Tuesday, September 05, 2006

Campus battlefields

Why Larry Summers was forced out
Does it matter that Harvard’s curriculum is a vacant vessel? It is no secret, after all, that to the Harvard faculty, undergraduate education is at best of secondary interest. What is laughingly called the Core Curriculum—precisely what Summers sought to repair—is distinguished by the absence of any core of studies generally required.
Donald Kagan's As Goes Harvard. . . for Commentary looks at events that culminated in Lawrence Summers forced resignation as  Harvard president.  Many of the same elements cited yesterday about dissension at Dartmouth apply here.

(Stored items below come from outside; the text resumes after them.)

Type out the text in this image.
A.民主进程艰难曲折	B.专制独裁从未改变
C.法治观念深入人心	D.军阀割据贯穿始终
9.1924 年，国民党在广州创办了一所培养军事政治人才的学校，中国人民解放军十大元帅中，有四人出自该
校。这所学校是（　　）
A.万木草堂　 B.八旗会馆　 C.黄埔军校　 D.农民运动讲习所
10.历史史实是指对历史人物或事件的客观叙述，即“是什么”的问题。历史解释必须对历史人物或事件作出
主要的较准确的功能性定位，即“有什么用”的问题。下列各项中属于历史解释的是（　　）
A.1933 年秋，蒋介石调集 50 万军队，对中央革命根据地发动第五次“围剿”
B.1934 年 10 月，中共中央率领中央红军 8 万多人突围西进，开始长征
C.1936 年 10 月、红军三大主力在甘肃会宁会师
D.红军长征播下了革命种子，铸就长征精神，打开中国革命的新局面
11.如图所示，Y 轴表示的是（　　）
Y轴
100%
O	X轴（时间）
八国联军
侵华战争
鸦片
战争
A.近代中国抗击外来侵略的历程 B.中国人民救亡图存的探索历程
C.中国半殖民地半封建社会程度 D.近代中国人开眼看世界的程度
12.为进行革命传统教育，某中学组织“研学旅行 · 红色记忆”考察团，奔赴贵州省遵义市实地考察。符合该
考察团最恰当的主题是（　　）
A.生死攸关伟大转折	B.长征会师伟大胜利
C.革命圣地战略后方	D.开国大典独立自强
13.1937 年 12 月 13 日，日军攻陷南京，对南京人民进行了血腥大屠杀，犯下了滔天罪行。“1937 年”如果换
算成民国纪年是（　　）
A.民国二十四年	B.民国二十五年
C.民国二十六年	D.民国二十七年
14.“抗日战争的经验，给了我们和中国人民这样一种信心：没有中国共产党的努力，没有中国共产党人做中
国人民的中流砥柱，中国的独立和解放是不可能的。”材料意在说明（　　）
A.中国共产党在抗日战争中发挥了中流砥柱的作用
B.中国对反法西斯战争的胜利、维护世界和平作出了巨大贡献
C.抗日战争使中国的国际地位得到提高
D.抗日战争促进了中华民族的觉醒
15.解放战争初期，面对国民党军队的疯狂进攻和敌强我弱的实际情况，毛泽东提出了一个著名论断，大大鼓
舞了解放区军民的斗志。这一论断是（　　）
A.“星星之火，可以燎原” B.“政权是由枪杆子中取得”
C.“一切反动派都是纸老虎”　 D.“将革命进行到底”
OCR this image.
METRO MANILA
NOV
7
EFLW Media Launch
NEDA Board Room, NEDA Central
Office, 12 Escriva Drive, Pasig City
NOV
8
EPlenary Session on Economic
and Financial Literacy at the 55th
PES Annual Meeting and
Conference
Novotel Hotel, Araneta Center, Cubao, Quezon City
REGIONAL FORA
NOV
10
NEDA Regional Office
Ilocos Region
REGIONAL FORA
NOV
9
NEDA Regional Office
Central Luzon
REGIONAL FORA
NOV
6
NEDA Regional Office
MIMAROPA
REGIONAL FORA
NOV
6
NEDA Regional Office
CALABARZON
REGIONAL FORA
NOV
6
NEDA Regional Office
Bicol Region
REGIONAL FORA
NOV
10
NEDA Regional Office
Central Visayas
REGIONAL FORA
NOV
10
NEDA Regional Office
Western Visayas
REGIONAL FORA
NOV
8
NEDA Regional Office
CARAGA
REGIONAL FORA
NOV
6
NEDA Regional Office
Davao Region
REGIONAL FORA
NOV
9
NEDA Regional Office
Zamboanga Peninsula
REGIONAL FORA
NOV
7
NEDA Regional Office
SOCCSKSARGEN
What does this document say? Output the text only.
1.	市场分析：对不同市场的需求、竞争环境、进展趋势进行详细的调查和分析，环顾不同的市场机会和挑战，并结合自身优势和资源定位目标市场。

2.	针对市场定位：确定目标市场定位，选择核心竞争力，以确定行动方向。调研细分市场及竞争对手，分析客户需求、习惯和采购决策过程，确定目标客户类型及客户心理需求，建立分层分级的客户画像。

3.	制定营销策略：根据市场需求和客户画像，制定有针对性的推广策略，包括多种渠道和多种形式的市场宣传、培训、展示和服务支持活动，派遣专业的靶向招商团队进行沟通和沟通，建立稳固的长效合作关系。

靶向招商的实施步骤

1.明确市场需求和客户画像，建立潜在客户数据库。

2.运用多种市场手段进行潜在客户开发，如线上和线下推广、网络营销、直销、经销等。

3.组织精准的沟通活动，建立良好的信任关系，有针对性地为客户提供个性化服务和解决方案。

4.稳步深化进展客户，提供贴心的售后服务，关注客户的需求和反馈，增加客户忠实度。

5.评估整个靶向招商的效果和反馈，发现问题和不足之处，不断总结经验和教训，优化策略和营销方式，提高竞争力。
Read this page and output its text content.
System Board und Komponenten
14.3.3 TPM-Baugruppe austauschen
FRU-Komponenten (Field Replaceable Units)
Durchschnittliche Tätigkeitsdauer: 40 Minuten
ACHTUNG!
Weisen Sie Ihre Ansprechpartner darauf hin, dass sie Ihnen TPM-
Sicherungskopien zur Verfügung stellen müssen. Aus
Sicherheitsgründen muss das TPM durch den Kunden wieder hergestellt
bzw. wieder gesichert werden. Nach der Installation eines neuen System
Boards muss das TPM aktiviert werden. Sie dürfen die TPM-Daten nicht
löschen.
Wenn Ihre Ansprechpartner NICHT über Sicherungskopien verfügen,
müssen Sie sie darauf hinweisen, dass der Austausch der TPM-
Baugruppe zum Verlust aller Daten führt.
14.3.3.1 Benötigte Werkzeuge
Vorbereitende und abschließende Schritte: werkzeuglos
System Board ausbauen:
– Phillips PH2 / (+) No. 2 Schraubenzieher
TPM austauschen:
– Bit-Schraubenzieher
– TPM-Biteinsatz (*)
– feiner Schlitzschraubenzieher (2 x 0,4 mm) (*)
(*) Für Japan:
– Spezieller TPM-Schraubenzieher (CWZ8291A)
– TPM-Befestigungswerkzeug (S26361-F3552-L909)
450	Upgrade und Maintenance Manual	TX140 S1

The dean of Harvard College, Harry R. Lewis, would seem to have agreed with this assessment. In a recently published book on the decline of Harvard, Excellence Without a Soul: How a Great University Forgot Education,1  he cites the excuse offered by one member of the faculty committee: “the committee thought the best thing was to put a row of empty bottles up and see how the faculty wanted to fill them.” Lewis responds, acidly:

The empty bottles could be filled with anything so long as the right department was offering it. . . . But there is absolutely nothing that Harvard can expect students will know after they take three science or three humanities courses freely chosen from across the entire course catalog. The proposed general-education requirement gives up entirely on the idea of shared knowledge, shared values, even shared aspirations. In the absence of any pronouncement that anything is more important than anything else for Harvard students to know, Harvard is declaring that one can be an educated person in the 21st century without knowing anything about genomes, chromosomes, or Shakespeare.

If the New Yorks Time's status as "The paper of record" can be flushed down the crapper, so too can the Ivy League's glamor.